True, he had not killed him alone, not like shot him or anything, but he had helped. He had been there. He could have done something, but did nothing. He had helped kill a legend. He had killed a legend.

This is the confession of the psychiatric nurse that helped administer the last fatal electric shocks to Ernest Hemingway, those that robbed him of his ability to write and that made self-inflicted death seem the only solution.
::
What I dislike the most about electric shock is the smell. That, and the little sound it makes which I didn’t hear at first. What with the humming of the machine, the doctors talking, and the patient moaning and even screaming sometimes, it was hard to hear, but once I did, once I did hear this sound, distinct from all the other sounds in the room, now I can’t stop hearing it, every time.

What this sound is is a tiny sizzle—as if you were frying a very small egg in not much butter, or in hardly any oil—that’s the little sizzle the electrodes make where they meet the skin. Of course, it’s usually just the jelly frying, but sometimes, if the patient needs a lot of juice, or if the helmet slips a bit, the skin fries too and then it leaves little marks that stay a while before they go away, sometimes quite some time.

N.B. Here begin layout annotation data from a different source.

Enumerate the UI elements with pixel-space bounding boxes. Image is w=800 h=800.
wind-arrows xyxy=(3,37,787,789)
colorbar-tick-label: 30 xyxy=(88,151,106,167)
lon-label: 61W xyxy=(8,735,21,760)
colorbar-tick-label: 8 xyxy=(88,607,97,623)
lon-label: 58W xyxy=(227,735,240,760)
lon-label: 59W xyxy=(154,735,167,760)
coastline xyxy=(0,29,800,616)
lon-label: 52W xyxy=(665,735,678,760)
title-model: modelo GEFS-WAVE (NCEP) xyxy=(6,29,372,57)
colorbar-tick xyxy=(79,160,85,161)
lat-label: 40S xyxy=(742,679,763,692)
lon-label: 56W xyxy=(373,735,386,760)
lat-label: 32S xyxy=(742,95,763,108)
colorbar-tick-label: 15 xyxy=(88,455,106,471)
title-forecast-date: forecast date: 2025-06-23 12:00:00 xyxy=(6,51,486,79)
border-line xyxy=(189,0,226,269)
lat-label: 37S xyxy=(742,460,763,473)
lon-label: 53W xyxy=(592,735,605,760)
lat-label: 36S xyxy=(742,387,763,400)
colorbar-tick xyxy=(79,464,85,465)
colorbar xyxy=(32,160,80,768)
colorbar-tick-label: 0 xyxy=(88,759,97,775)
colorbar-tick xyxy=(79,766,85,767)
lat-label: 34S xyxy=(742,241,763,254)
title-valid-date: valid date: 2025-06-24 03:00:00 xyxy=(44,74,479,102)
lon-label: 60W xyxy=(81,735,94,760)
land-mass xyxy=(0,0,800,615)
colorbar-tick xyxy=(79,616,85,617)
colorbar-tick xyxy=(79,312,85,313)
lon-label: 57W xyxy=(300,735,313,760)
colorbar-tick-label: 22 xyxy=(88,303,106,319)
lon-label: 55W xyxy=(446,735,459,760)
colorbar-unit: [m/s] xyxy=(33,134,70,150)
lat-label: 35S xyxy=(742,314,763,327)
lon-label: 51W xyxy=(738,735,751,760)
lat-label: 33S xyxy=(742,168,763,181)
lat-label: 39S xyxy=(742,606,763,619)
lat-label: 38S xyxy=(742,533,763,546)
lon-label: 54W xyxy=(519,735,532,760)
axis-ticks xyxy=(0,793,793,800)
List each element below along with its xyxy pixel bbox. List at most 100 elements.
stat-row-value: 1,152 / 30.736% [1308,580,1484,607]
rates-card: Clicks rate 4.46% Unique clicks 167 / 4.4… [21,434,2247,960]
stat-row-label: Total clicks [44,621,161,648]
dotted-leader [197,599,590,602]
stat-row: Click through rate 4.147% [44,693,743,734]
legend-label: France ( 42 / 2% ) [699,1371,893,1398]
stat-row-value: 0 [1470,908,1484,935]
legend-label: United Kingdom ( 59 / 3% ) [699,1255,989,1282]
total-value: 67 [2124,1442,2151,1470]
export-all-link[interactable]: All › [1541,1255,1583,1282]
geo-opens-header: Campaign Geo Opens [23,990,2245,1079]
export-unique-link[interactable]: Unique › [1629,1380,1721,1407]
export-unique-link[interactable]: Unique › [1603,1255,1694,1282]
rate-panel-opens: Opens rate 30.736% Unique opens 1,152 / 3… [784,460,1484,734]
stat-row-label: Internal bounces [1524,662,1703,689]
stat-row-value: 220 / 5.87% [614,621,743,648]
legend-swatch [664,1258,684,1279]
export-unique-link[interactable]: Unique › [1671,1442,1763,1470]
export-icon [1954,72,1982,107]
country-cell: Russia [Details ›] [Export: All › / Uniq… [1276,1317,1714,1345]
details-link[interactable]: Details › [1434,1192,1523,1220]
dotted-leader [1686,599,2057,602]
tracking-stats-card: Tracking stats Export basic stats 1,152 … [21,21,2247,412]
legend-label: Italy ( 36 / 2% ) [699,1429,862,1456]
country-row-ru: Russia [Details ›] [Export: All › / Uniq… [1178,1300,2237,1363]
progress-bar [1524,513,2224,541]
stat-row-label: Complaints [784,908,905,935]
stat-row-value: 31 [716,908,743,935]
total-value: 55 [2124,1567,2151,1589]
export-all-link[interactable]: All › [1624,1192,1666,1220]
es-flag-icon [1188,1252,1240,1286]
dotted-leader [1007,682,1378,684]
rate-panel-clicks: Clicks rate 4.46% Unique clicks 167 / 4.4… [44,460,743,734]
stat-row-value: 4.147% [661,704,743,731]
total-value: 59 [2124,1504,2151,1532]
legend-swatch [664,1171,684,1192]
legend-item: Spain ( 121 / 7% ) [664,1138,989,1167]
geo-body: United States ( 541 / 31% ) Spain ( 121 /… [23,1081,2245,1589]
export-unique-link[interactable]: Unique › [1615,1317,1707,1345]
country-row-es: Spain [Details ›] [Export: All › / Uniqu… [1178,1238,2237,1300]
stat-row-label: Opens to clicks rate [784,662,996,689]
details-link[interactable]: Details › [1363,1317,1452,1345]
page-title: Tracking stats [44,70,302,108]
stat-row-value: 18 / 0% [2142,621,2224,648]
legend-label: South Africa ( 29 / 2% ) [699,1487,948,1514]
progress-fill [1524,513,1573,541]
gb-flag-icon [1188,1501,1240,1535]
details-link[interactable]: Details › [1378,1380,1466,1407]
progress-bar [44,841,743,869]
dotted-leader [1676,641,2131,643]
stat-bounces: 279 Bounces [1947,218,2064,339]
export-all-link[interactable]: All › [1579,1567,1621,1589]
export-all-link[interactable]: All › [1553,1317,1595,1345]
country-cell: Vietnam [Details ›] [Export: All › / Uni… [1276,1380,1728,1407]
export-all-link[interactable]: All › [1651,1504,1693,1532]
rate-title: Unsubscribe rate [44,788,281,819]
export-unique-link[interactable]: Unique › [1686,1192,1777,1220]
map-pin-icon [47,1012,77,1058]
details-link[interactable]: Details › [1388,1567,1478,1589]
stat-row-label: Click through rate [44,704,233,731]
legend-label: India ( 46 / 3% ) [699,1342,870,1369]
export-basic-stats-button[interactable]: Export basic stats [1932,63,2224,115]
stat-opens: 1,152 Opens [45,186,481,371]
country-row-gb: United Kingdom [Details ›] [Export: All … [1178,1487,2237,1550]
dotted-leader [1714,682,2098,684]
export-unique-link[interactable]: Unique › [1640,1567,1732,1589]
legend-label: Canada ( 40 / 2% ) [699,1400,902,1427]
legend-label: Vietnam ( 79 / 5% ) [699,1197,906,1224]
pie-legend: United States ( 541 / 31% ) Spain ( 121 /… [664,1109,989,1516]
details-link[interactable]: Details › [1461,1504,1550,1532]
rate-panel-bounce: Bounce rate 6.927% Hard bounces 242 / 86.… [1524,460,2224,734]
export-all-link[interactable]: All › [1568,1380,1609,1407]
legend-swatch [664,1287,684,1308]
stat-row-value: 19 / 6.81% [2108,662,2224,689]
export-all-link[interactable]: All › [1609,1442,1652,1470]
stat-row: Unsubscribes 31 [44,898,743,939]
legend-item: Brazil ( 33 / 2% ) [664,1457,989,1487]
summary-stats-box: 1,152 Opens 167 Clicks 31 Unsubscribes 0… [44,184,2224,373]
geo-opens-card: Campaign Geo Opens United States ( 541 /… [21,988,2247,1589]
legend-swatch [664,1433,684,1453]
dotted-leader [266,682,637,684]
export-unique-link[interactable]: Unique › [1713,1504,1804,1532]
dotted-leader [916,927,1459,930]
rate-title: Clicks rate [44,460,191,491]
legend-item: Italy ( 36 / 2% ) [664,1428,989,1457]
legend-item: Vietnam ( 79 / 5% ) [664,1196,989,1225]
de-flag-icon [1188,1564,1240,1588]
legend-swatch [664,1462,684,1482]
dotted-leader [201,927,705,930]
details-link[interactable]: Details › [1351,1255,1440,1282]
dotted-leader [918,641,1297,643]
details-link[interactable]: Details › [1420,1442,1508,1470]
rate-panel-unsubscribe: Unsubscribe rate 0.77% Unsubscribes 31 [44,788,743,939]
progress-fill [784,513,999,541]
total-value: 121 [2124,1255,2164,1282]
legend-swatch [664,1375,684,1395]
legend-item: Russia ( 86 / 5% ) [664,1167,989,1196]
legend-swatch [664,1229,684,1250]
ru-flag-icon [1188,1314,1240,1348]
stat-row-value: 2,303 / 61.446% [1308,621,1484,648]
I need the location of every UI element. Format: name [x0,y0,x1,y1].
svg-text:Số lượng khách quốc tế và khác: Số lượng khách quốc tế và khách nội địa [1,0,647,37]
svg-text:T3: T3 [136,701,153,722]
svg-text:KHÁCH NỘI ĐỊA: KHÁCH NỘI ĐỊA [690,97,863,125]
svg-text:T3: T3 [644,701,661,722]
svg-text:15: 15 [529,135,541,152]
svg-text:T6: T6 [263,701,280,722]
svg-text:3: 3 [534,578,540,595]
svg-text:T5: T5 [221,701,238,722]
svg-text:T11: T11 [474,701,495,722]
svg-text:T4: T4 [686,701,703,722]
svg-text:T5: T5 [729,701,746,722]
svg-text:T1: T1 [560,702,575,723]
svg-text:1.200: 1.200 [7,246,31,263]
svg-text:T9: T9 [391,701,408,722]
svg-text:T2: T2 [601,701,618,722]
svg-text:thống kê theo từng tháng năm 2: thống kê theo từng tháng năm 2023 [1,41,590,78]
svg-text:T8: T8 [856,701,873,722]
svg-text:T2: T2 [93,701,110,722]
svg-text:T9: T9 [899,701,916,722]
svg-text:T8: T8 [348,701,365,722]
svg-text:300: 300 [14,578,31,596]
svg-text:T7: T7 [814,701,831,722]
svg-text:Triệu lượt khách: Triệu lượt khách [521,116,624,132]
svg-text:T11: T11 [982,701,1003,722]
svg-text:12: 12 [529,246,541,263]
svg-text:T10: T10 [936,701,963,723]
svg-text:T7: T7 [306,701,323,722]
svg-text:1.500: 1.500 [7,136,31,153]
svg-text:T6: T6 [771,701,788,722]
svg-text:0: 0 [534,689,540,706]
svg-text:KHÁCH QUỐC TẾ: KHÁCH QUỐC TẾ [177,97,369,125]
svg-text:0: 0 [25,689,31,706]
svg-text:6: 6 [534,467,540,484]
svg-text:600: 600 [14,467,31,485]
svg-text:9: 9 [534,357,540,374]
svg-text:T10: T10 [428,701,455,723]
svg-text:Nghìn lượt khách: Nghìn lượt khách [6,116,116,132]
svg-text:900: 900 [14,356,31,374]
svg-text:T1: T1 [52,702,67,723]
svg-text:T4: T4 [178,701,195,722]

When the skin fries it makes a drier sound, a bit like lean bacon but not as loud of course, and not the same smell. Bacon in the pan smells just fine, but the electric smell, the smell of the electrodes sizzling the jelly or the skin, smells of burning—of tiny deaths.

They say it doesn’t smell, but that’s not true, it does. It smells of electricity searing through the skin, then through bone and into the brain. It smells of voltage. And of many little deaths, rushing in, anxious to get to him. And that is what I dislike the most, that smell of tiny deaths.

You can tell them, the little deaths. You can tell them by his face, by the arch of his spine and by the way he bites down on the bit. They’re in his grimace, those little deaths. They hurt him badly. It’s written all over him, and I don’t mean that as a pun or anything.

My name is John, and I work at Saint Mary’s. Saint Mary’s is part of the Mayo clinic here in Rochester. That’s in Minnesota, of course.